Ou plutôt, de l'absence de situation parce que des deux agresseurs, il ne reste plus que des traces de sang sur les murs. Glenn lui tend la main, elle s'en saisit poussée par son instinct et soudain, il l'attire contre lui, la soulève, et saute par la fenêtre. La jeune fille ferme les yeux, ses cheveux volent dans tous les sens, elle attend l'impact. Mais Glenn ne fait que retomber sur ses pieds, comme s'il avait sauté deux marches au lieu de dix mètres.
Alors qu'il court dans la forêt environnante, portant Ariane dans ses bras, cette dernière trouve la force de lui poser les questions qui lui brûlent les lèves :
- Où va-t-on ?
- Là où vous serez en sécurité Miss, je ne puis vous en dire plus pour l'instant, de crainte que l'on nous trouve, répond respectueusement son interlocuteur.

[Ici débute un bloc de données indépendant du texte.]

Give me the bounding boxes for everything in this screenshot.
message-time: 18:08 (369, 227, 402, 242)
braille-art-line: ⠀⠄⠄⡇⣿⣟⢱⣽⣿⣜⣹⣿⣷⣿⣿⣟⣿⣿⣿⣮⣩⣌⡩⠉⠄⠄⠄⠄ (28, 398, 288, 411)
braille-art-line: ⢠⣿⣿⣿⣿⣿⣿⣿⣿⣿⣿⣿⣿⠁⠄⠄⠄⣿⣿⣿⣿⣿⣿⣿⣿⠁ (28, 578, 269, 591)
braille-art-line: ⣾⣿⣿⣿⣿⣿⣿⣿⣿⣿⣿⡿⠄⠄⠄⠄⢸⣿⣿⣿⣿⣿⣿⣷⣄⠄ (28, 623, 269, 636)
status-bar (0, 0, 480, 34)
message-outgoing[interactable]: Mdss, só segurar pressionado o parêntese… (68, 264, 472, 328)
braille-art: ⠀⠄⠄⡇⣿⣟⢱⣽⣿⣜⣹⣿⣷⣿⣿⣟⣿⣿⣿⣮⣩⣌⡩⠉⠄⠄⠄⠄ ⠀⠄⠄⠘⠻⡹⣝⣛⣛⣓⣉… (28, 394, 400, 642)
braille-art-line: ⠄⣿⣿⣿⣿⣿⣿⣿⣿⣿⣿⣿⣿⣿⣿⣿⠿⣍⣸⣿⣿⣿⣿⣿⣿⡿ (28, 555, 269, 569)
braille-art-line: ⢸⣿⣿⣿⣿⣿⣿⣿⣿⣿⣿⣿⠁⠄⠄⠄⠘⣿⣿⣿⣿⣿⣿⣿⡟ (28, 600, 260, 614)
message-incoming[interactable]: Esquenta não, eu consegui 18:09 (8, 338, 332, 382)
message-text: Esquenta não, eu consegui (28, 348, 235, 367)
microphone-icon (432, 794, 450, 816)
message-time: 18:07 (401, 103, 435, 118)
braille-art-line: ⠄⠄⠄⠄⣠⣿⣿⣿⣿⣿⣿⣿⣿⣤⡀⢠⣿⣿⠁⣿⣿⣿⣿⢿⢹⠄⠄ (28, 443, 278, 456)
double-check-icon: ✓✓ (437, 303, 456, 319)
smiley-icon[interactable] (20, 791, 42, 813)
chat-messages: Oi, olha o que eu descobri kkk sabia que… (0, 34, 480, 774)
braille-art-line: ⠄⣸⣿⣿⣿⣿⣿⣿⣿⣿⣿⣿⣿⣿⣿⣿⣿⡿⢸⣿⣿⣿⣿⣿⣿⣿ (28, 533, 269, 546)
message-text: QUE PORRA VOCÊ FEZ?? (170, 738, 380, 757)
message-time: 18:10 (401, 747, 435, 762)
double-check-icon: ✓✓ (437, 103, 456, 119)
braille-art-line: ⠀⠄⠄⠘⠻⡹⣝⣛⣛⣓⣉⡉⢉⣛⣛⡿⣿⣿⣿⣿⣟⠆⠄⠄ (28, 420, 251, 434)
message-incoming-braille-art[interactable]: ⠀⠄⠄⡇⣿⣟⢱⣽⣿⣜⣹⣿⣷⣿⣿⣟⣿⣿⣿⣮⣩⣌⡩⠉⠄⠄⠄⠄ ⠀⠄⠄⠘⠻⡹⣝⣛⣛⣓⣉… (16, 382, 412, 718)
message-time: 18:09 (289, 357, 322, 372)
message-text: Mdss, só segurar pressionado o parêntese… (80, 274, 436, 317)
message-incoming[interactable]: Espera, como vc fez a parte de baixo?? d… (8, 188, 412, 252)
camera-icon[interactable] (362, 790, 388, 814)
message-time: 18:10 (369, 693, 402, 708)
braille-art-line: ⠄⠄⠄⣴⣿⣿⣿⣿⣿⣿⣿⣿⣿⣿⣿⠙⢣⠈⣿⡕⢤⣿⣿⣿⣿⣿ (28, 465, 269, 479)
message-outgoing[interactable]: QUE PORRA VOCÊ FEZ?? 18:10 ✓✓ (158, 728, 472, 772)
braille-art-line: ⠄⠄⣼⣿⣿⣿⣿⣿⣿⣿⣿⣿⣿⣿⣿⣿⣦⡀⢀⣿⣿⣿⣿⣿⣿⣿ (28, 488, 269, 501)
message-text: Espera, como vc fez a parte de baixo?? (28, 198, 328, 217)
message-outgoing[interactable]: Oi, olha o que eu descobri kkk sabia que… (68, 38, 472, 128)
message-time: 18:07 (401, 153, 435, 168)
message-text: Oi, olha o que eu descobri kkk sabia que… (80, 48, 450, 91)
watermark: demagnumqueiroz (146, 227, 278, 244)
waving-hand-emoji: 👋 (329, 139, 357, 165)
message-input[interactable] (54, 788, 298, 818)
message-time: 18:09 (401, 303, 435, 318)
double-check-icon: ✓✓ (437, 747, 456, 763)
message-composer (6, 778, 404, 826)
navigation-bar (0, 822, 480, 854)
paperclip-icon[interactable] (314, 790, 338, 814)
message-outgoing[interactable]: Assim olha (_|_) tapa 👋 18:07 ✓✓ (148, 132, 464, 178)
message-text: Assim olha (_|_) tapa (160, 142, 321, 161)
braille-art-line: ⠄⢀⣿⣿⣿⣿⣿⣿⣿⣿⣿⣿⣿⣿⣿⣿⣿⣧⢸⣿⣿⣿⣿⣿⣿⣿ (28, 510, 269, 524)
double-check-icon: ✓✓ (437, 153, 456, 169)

- Et mon père, est-ce qu'...
- Il va bien, l'interrompt Glenn, il nous rejoindra là bas.
- Ces gens qui nous ont attaqués, qu'est-ce qu'ils voulaient ? se permet-elle encore de demander.
- Vous, Miss, dit sincèrement Glenn, sans vouloir vous effrayer. Et ce n'était pas des gens, comme vous dites.
- Pas des gens ? interroge Ariane, mais que voulez-vous ... ?
- Non, pas des gens, la coupe encore une fois son sauveur. Des vampires. Et vous, vous êtes leur plus grande peur.
Le seul mot qui puisse décrire l'état d'esprit d'Ariane en ce moment serait : bordel ?!
Tout se chamboule dans sa tête, mais les émotions de la soirée l'ont secouée, elle se sent faible et son corps commence à se détendre. Avant de s'endormir dans les bras de Glenn, elle a le temps d'apercevoir à quelques mètres de là une rouquine qui doit être un peu plus âgée, puis, plus rien.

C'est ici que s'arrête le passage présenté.